Opennebula 5.2.1
using PCI GPU passthrough.
There are 4 GPU cards in each (GPU) host.
ONE is not aware that the PCI device is already in use by a VM on the particular compute node, so the schedulere will try to deploy the VM and configure it to use the PCI device and will keep on trying this. As a work-around I disabled the node so it will not be used to deploy new VM’s on it.
Is there a way to “tell” ONE that this PCI device is in use and by what VM?
I am new to OpenNebula, and I could not find a way to update the information for a particular compute node (host). I also could not find relevant issues while searching the forum, documentation or other sources on the internet.
Thanks in advance,
Hans Feringa
Some additional information:
When retrieving information about the VM’s (onevm show vm-id) there is actually the information available that the PCI device is in use.
This is not shown in the host information (onehost show host-id). And this latter info seems to be used by the scheduler.
I have run onedb fsck recently, so I think it is an oversight of the onedb fsck procedure.
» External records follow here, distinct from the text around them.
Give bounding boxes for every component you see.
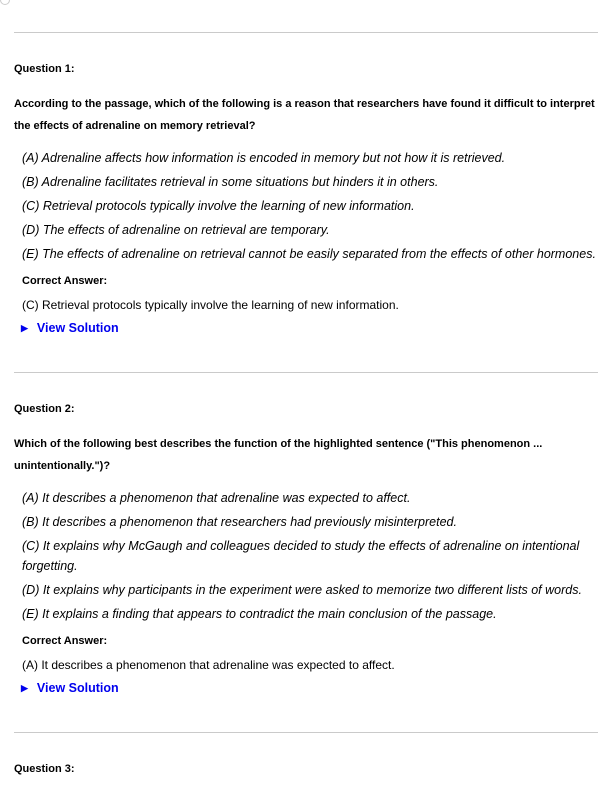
- question-2-view-solution-link[interactable]: [21, 681, 119, 696]
- question-1-option-b: (B) Adrenaline facilitates retrieval in some situations but hinders it in others.: [22, 175, 439, 189]
- cropped-circle-artifact: [0, 0, 10, 5]
- question-1-option-c: (C) Retrieval protocols typically involve the learning of new information.: [22, 199, 415, 213]
- section-divider: [14, 372, 598, 373]
- section-divider: [14, 732, 598, 733]
- question-2-view-solution-label: View Solution: [36, 681, 119, 695]
- question-3-label: Question 3:: [14, 763, 75, 775]
- question-1-options: [22, 148, 600, 264]
- question-1-text: According to the passage, which of the following is a reason that researchers have found it difficult to interpret the effects of adrenaline on memory retrieval?: [14, 98, 595, 132]
- question-1-option-d: (D) The effects of adrenaline on retrieval are temporary.: [22, 223, 330, 237]
- question-2-correct-answer-label: Correct Answer:: [22, 635, 108, 647]
- question-3-block: [0, 763, 612, 776]
- question-2-option-b: (B) It describes a phenomenon that researchers had previously misinterpreted.: [22, 515, 457, 529]
- question-2-options: [22, 488, 600, 624]
- question-1-block: [0, 63, 612, 372]
- question-2-option-c: (C) It explains why McGaugh and colleagues decided to study the effects of adrenaline on intentional forgetting.: [22, 539, 580, 573]
- question-1-view-solution-link[interactable]: [21, 321, 119, 336]
- question-1-option-e: (E) The effects of adrenaline on retrieval cannot be easily separated from the effects of other hormones.: [22, 247, 596, 261]
- question-2-block: [0, 403, 612, 732]
- disclosure-triangle-icon: ▶: [21, 683, 28, 693]
- question-2-option-a: (A) It describes a phenomenon that adrenaline was expected to affect.: [22, 491, 411, 505]
- section-divider: [14, 32, 598, 33]
- question-1-correct-answer-text: (C) Retrieval protocols typically involve the learning of new information.: [22, 298, 399, 312]
- question-2-option-d: (D) It explains why participants in the experiment were asked to memorize two different lists of words.: [22, 583, 582, 597]
- question-2-text: Which of the following best describes the function of the highlighted sentence ("This phenomenon ... unintentionally.")?: [14, 438, 543, 472]
- question-2-option-e: (E) It explains a finding that appears to contradict the main conclusion of the passage.: [22, 607, 497, 621]
- question-1-correct-answer-label: Correct Answer:: [22, 275, 108, 287]
- question-1-label: Question 1:: [14, 63, 75, 75]
- question-1-option-a: (A) Adrenaline affects how information is encoded in memory but not how it is retrieved.: [22, 151, 506, 165]
- question-2-label: Question 2:: [14, 403, 75, 415]
- question-2-correct-answer-text: (A) It describes a phenomenon that adrenaline was expected to affect.: [22, 658, 395, 672]
- question-1-view-solution-label: View Solution: [36, 321, 119, 335]
- disclosure-triangle-icon: ▶: [21, 323, 28, 333]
I also noticed that if ONE is not aware that the first address (or one of the first addresses) is in use, it will never try one of the other addresses that are available for the VM on that host. This VM is then in the failure state. This will then open the way for a next VM to be scheduled to use the next available (unused) resource on this particular host. We assumed that this was the case and was confirmed in our tests. The annoying thing is that a failed VM is never tried on another host, and is actually stuck on the node where ONE thinks that the allocated device/resource is still available.
The information for the host is in the table host_pool in field body. It shows that for the XML tag VMID has a value of ![CDATA[-1] while it should have (in this case) ![CDATA[25400].
In the body field of the vm_pool table (information for the VM), in the XML blob the information regarding the usage of the PCI device is present, with the correct address, bus etc info. So clearly this information between the two tables is out of sync.